Hundstorfer stand für Dialog, Ausgleich, Miteinander – genau darum geht es auch bei der Steuerreform
Utl.: Hundstorfer stand für Dialog, Ausgleich, Miteinander – genau
darum geht es auch bei der Steuerreform =
Wien (OTS/SK) - SPÖ-Klubobfrau Pamela Rendi-Wagner forderte in der
heutigen, ersten Nationalratsdebatte nach der Sommerpause bei der
Entlastung von den Sozialversicherungsbeiträgen ein vergleichbares
Vorgehen für alle in Österreich. Nach dem Antrag von ÖVP und FPÖ
sollen Unternehmer und Bauern die Entlastung unabhängig vom Einkommen
und ein Jahr früher erhalten als die ArbeitnehmerInnen. „Wir brauchen
einen gerechten und fairen Ausgleich. Das, was heute hier vorliegt,
ist aber eben nicht das“, sagte Rendi-Wagner.
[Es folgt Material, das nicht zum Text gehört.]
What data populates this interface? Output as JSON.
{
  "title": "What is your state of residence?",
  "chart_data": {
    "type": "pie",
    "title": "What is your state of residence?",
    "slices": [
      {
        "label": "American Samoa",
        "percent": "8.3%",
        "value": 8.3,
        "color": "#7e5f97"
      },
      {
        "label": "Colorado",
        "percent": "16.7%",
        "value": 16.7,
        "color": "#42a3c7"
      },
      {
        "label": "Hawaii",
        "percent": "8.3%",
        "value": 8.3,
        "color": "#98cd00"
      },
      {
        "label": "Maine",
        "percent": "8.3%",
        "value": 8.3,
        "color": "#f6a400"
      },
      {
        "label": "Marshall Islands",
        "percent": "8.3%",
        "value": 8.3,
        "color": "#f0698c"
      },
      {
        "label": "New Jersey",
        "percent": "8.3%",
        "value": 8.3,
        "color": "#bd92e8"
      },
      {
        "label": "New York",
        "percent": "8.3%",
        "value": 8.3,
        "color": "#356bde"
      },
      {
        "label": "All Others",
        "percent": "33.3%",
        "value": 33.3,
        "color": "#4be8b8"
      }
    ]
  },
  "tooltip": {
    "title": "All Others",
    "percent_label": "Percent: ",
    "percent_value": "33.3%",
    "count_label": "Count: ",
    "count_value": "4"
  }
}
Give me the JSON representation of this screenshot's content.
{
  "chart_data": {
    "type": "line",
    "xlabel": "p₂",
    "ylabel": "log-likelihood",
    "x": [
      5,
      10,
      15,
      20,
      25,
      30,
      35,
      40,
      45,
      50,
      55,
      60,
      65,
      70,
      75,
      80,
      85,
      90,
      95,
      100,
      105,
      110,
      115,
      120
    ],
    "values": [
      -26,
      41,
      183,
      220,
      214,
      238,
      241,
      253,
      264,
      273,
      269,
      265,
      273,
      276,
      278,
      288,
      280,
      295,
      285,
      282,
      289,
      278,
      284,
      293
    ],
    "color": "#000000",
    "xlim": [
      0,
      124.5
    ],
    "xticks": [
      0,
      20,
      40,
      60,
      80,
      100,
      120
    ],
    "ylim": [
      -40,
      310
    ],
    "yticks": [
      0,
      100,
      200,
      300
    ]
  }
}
Die SPÖ bringe daher
einen eigenen Antrag zum Sozialversicherungsbonus ein. ****
Zu Beginn der Sitzung wurde des verstorbenen ehemaligen
Sozialministers Rudolf Hundstorfers gedacht. „Er stand wie kaum ein
anderer für das, was Österreich stark gemacht hat und heute noch
stark macht: den Dialog, den Ausgleich, das Miteinander, die
Sozialpartnerschaft“, erklärte Rendi-Wagner. Auch heute, bei der
Debatte um eine Steuerreform, gehe es darum.
Rendi-Wagner betonte, dass es in Österreich ein Ungleichgewicht gebe,
denn die Arbeitnehmerinnen und Arbeitnehmer in Österreich schultern
80 Prozent der gesamten Steuerleistung. „Wir machen heute hier einen
konkreten Vorschlag, von dem auch die Arbeitnehmerinnen und
Arbeitnehmer profitieren. Und zwar nicht irgendwann, sondern jetzt“,
erklärte die SPÖ-Klubobfrau zum Antrag der SPÖ.
Kernpunkte einer SPÖ-Steuerreform seien auch die Entlastung der
ArbeitnehmerInnen in Höhe von 5 Milliarden Euro sowie ein Mindestlohn
von 1.700 Euro, wobei die ersten 1.700 Euro einkommenssteuerfrei sein
sollen. „Das heißt: 1.100 Euro mehr im Jahr für alle
Österreicherinnen und Österreicher!“, sagte Rendi-Wagner. Insgesamt
mehr als 7 Millionen Menschen in Österreich würden vom höheren
Mindestlohn, den Steuersenkungen und dem SV-Bonus profitieren.
Die Parteivorsitzende verwies auf die Prognosen der
WirtschaftsforscherInnen, wonach das Wirtschaftswachstum abflaut und
ein Ansteigen der Arbeitslosigkeit droht. Die SPÖ habe bereits zu
Beginn des Jahres davor gewarnt, aber die damaligen
Regierungsparteien ÖVP und FPÖ hätten das ignoriert. „Heute geben uns
die ExpertInnen recht“, sagte Rendi-Wagner.
Die Wirtschaft, die in Arbeitsplätze investiert, soll nach
Vorstellungen der SPÖ durch vorzeitige Abschreibungen entlastet
werden und der Konsum durch einen steuerfreien Mindestlohn von 1.700
Euro angekurbelt.
„Schaffen wir mehr Gerechtigkeit. Und vor allem: Stärken wir den
notwendigen Zusammenhalt in Österreich, ganz im Geiste Rudi
Hundstorfers und auch vieler seiner Kollegen auf der
Arbeitgeber-Seite“, plädierte Rendi-Wagner für die SPÖ-Vorschläge.